The latest Office of Legal Counsel torture memos released last week have led to calls for further investigation and criminal prosecution of former Bush administration officials. But increasingly, lawmakers, newspapers and advocacy groups are demanding the impeachment of Jay Bybee, the author of some of those memos who is now a federal judge comfortably ensconced in a life-tenured seat on the U.S. Court of Appeals for the Ninth Circuit.

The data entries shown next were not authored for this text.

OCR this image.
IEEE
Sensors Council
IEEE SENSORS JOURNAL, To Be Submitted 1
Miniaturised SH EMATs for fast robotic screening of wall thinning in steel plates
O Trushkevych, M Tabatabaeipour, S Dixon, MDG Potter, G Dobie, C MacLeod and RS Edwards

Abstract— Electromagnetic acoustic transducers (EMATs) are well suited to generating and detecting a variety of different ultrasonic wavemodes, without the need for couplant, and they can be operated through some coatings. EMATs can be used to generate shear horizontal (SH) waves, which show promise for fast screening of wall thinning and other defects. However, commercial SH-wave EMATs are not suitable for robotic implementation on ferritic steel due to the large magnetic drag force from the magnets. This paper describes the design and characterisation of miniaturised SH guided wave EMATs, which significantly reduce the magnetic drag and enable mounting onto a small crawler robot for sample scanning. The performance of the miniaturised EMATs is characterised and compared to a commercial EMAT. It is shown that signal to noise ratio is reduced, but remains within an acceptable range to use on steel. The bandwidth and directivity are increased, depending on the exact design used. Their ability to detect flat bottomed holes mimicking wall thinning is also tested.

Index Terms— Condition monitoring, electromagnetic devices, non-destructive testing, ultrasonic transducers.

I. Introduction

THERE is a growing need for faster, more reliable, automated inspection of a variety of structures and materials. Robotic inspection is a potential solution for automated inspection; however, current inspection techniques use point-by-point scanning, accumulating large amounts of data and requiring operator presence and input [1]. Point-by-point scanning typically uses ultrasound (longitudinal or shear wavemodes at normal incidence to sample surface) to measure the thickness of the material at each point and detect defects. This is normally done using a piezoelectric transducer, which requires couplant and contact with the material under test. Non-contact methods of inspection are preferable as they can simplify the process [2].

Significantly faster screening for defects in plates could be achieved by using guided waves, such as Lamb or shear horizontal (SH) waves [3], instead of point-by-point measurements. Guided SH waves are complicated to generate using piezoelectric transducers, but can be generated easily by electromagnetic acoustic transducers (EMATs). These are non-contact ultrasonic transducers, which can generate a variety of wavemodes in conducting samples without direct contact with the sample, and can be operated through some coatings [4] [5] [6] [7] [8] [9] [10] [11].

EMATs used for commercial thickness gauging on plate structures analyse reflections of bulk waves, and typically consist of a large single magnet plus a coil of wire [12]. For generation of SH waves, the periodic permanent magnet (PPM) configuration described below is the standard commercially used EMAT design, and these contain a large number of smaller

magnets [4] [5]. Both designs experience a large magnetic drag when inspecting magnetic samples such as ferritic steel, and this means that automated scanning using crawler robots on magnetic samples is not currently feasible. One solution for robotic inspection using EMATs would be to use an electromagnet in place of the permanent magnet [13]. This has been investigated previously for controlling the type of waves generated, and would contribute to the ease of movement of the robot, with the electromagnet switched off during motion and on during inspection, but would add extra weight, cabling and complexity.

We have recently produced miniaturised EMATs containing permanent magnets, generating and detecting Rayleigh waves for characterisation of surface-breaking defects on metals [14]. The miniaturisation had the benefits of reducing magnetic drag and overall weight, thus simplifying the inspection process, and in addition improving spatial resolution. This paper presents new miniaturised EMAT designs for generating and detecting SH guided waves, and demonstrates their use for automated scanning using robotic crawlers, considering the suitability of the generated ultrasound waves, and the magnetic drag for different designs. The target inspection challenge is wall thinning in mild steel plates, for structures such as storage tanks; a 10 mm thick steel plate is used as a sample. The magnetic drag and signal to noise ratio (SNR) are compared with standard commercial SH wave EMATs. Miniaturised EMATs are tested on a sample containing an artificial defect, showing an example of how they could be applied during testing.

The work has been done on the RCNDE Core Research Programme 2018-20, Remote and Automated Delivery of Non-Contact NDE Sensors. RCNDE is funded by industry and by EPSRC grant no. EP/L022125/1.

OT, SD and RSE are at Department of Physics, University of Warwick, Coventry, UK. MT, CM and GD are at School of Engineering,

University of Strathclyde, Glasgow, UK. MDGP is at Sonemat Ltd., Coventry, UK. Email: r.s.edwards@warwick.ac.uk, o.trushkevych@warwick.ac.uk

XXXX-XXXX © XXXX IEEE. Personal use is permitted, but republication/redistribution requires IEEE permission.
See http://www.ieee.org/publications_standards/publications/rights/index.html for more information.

Yesterday, as journalists, lawyers and human rights advocates were still digesting the details of some of the grisly CIA interrogation techniques set out and justified in the four most recently released legal memos, The New York Times called for Bybee’s removal, saying he “is unfit for a job that requires legal judgment and a respect for the Constitution.”
Today, Rep. Jerold Nadler (D-N.Y.), chairman of the House Judiciary Committee’s Constitution, Civil Rights, and Civil Liberties Subcommittee followed suit and told The Huffington Post that the memo Bybee wrote justifying the CIA abuses “was not an honest legal memo. It was an instruction manual on how to break the law.”
This isn’t the first time critics have called on Congress to get rid of Bybee. Back in January, Yale law professor Bruce Ackerman called for Bybee’s impeachment in Slate.
The Center for Constitutional Rights is now using the growing momentum to call on its supporters to write to Rep. John Conyers (D-Mich.), the House Judiciary Committee chairman, to “demand they hold a hearing to determine whether grounds exist for Bybee’s impeachment.”
So could it happen?
Although federal judgeships are considered lifetime appointments, Article III of the U.S. Constitution provides only that judges “shall hold their Offices during good Behavior.” And it’s up to Congress to define that.